We observed downregulation of HSP proteins (HSPA8, HSP90, HSP70) in good quality sperm. HSP proteins are induced to express during stimuli and help to withstand the stress (Baena et al. 2018) and improve sperm survival through membrane repair and protecting mechanism (Moein-Vaziri et al. 2014; Weber et al. 2020). The downregulation of HSP proteins in good quality sperm suggests that these animals are less prone to stress conditions, whereas subfertile/poor population of sperm is susceptible to stress and manifested as upregulation of these proteins for sperm survival and repair mechanisms (Erata et al. 2008). Similar to the present study, other proteins such as FH (Martinez-Heredia et al. 2008), ELSPBP1 (D’Amours et al. 2012), ARMC3 (D’Amours et al. 2019) and NCO2A (Qin et al. 2014) downregulated in good quality sperm were earlier reported to be associated with decreased sperm quality.

Taken together, in the upregulated proteins of good quality semen, the biological processes such as metabolic activity, mitochondrial membrane organization, cilia development and function, fusion of sperm to egg plasma membrane (EQTN, IZUMO1 and LYZL6; p = 0.02) and adenylate kinase activity (AK1 and AK3; p = 0.014) were enriched along with the pathways associated with oxidative phosphorylation and calcium-dependent events including PKA activation (PRKAR2A and PRKAR1B; p = 0.019) and post-translational protein phosphorylation (ALB, SPP1 and QSOX1; p = 0.03). These enriched functions are indicative of the presence of metabolically active, acrosome intact sperm essential for traveling through the female reproductive tract and can undergo acrosome reaction at a suitable microenvironment. In addition, a significantly higher percentage of progressive forward motile and acrosome intact sperm observed in the neat and frozen-thawed good quality semen samples suggests that these attributes are likely associated with the differentially expressed proteins of good quality semen.

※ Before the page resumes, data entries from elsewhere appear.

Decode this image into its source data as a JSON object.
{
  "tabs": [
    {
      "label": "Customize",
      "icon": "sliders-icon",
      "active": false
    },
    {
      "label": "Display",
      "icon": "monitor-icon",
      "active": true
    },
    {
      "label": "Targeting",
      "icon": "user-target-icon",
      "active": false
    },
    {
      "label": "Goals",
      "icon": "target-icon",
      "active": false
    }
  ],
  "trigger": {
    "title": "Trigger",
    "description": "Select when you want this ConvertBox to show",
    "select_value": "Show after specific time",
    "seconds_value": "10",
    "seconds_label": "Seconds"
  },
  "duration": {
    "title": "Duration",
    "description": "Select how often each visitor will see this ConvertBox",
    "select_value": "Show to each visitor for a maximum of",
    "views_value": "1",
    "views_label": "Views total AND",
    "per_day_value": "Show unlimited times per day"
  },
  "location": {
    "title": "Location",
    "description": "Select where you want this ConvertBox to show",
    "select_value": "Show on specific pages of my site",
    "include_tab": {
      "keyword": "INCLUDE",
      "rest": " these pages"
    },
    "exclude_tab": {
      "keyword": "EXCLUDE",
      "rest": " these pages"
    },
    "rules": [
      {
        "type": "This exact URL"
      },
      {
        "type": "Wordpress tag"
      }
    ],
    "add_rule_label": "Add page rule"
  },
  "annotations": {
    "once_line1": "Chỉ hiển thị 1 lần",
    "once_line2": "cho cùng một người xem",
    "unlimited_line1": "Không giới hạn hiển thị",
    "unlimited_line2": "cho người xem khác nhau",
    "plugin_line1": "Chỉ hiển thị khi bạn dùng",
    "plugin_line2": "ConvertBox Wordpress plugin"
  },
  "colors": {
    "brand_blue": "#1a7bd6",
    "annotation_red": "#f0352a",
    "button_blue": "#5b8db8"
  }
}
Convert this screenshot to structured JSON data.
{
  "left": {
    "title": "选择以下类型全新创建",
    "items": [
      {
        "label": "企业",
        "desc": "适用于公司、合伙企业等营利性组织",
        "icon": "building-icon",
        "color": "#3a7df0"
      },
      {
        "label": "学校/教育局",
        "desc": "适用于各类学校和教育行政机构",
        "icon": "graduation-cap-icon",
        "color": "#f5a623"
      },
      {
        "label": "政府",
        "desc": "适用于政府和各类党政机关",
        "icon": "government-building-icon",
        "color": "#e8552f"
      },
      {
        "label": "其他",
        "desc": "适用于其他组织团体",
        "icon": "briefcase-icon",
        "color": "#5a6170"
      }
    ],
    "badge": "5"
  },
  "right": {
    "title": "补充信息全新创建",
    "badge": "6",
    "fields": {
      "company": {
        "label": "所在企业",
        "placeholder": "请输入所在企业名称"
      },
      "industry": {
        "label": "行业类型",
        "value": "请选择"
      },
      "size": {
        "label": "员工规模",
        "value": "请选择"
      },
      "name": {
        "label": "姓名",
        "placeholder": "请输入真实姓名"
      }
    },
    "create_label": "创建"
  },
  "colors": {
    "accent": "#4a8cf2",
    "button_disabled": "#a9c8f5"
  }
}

No single test has been developed and also no single protein can be used for assessing semen quality and bull fertility. Since the fertilization is a multifaceted process, many proteins regulate the sperm function and earlier study from our lab also indicates that the ratio of different proteins influences sperm fertility (Somashekar et al. 2017). In-depth studies on these differentially expressed proteins may reveal their regulatory role in sperm fertilization competence.

Conclusion

The sperm proteome profile deciphered the molecular functions of sperm during fertilization and early embryonic development. The proteins regulating membrane integrity were enriched in the good quality semen, whereas the amino acid degradation pathways were enriched in the poor quality semen samples. These differentially expressed proteins will be useful for predicting the presence of functionally competent sperm in the ejaculate for reproductive success.

Compliance with ethical standards

Conflict of interest

The authors declare that they have no conflict of interest.

Ethical approval

This article does not contain any studies with human participants or animals performed by any of the authors.